5. In our judgment, it is clear that the judge failed to address her mind to the fundamental question of permanent incapacity. For these reasons, the judge's decision is plainly flawed and cannot stand.
6. Mr Chen, who appears for Mrs Kamara, seeks by way of cross-appeal to rely on a separate error of law, namely an assertion by the Tribunal Judge that she had no jurisdiction to deal with any of the the ECHR issues and would therefore not deal with those issues. We find that submission by Mr Cheng surprising given what the Tribunal judge records at paragraph 5 of her judgment:
"At the outset of the hearing Mr Cheng and Mr Pos agreed that I should only hear the appellant's claim for an EEA residence document and not her claim under Article 8 as the decision to refuse to issue a permanent residence card did not give rise to any interference with Article 8 and should a decision be made at some point to remove the appellant from the UK, Article 8 could then be argued. It was accepted that the appellant's claim under Article 3 had not been made on the correct form."

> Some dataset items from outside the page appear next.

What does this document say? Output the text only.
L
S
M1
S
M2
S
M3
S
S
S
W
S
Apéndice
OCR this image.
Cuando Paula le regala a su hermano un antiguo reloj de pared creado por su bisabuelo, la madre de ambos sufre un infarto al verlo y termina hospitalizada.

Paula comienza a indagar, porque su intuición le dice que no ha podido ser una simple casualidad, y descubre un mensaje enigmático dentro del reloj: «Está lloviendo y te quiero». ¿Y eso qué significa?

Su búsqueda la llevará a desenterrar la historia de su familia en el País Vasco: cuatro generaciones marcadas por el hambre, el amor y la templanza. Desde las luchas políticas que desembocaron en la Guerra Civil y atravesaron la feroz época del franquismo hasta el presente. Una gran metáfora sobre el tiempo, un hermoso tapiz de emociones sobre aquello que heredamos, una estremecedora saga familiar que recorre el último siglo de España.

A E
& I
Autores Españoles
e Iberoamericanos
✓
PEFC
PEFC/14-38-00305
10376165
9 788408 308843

7. Mr Cheng had prepared no statement of truth or copy of his notes to support his assertion that the Judge had herself refused to deal with Article 8. Nor had he sought a transcript of the First-tier Tribunal hearing to justify his submission, in effect, that the Tribunal Judge had misrecorded what had taken place. We would find it surprising that an experienced Tribunal Judge would make an assertion that she had no jurisdiction to deal with ECHR issues without recording it. We find it far more likely that the Judge's summary of Counsel's agreement at paragraph 5 is correct and we approach this appeal on the basis that Article 8 was lawfully excluded from the First-tier Tribunal's determination and that such exclusion cannot constitute an error of law because the claimant's representative agreed that the Tribunal was seised only of the EEA residence document point.
Adjournment
8. As an alternative, Mr Cheng seeks an adjournment of this matter to allow his client to garner further evidence to demonstrate that the sponsor is a qualified person. Regretably, Mr Cheng seems unaware of the practice direction which provides that parties should appear at these appeal hearings with any further evidence upon which they wish to rely in the event that the appeal Tribunal seeks to go on to remake the decision. We see no reason why we should not proceed now to dispose of this matter.
9. We reject his application for an adjournment. There is no further evidence before us.

Section 55 of the Borders Citizenship and Immigration Act 2009
10. No question under s.55 in relation to any relevant child was raised before this hearing. The issue was raised in Mr Cheng's skeleton argument served today without notice or supporting evidence. There is no application to vary to include Section 55 and if there were we would have refused it, since the question was not raised or relied upon before the First-tier Tribunal, nor did it form part of either the Secretary of State's grounds of challenge to that determination or a Rule 24 Reply thereto. There was no evidence before the First-tier Tribunal and there is no evidence before us in relation to the impact of the decision to refuse a permanent residence card on any relevant child.
11. To the extent that we are seized of Section 55 at all, we find that the claimant's assertion that the respondent erred in law in her original decision in relation to Section 55 is not made out and we also dismiss that.
12. In these circumstances we make the following orders. First, we allow the appeal of the Secretary of State. Second, we dismiss the appellant's appeal against the decision of 27 August 2013. If the appellant wishes to make any further applications in due course that is a matter for her on the advice of her advisors.